The other part that shows a lot of wear in the arm-holes and inside pockets of the suit coat where missionaries store their planners, English Club invitation cards, tri-fold literature of various kinds, pens, passports, and anything else they don't want to carry in their hands or book bags. He said that he was going to have the shoes bronzed and the suit put in a shadow box for display. That remains to be seen.
Finally, here he is with Sister Nichuniyeva who was being transferred to Omsk on the same day. There is more than one way to leave a district and she is leaving by transfer while he is dying. We expect to see her again before she dies as well. She spent two transfers with us and we love her.
We wish them both well in their new lives; she in Omsk and he in Utah somewhere.
The flight home was with the Bowdens and this seems to be "the rest of the story". When they landed in New York, they had to go through customs, recheck their bags and make it to their domestic departure gate in record time. As I might have expected, Elder Gardner, being in a bit of a hurry, did not show something required at the new security gate and was delayed, or more correctly, delayed all three of them so that they had to make a dash for the departure gate some distance away.
The story is told by the Bowdens that as they were literally running down the corridor to their gate, rounding a corner, they ran into his parents who were the ones who played the trick in this case by meeting him in the New York airport and flying home with him to Utah. It seems that must have been a fun and noisy ride.

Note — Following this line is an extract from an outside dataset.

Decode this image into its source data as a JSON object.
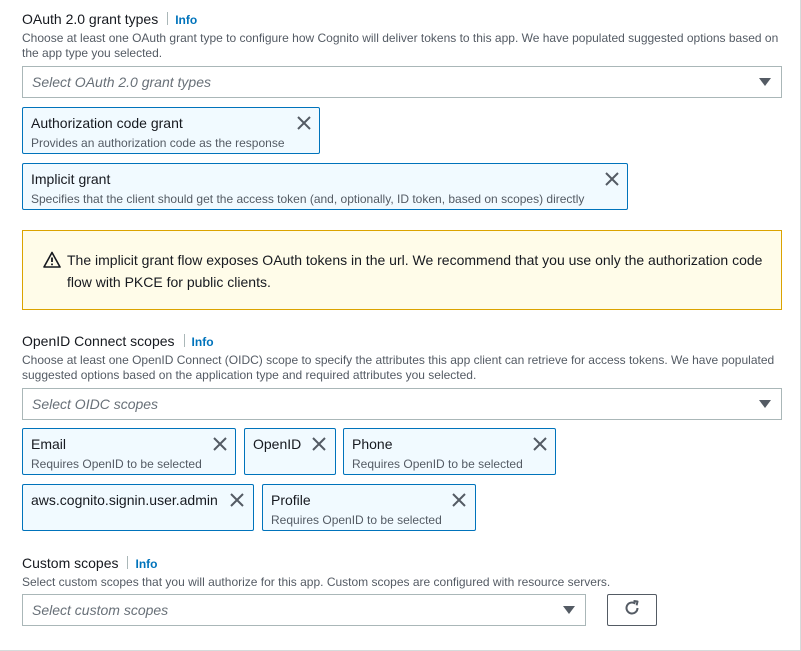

We will miss Elder Gardner as we will miss all of those missionaries who will return home. We wish him, and them all, God's speed and happy lives as they are born again in the world they left behind.
What a missionary. What a country.
DS
3 comments:
Hi again! That was a surprise to see a post about Adam! Very fun to read of your experience with him. His first words after I hugged him were "You ruined my surprise!" Probably the best way to get Adam is before he can get you, right? It is great to have him home, but he does miss Russia and his friends there. Thanks for all of your support to him and the other missionaries. It is like we told the Bowden's, we come to appreciate the senior missionaries and all they do to take care of the younger ones! They need you more than they probably even know! I have loved your reports and will continue to read and learn about Russia through your eyes! Best of luck as you head into winter :)!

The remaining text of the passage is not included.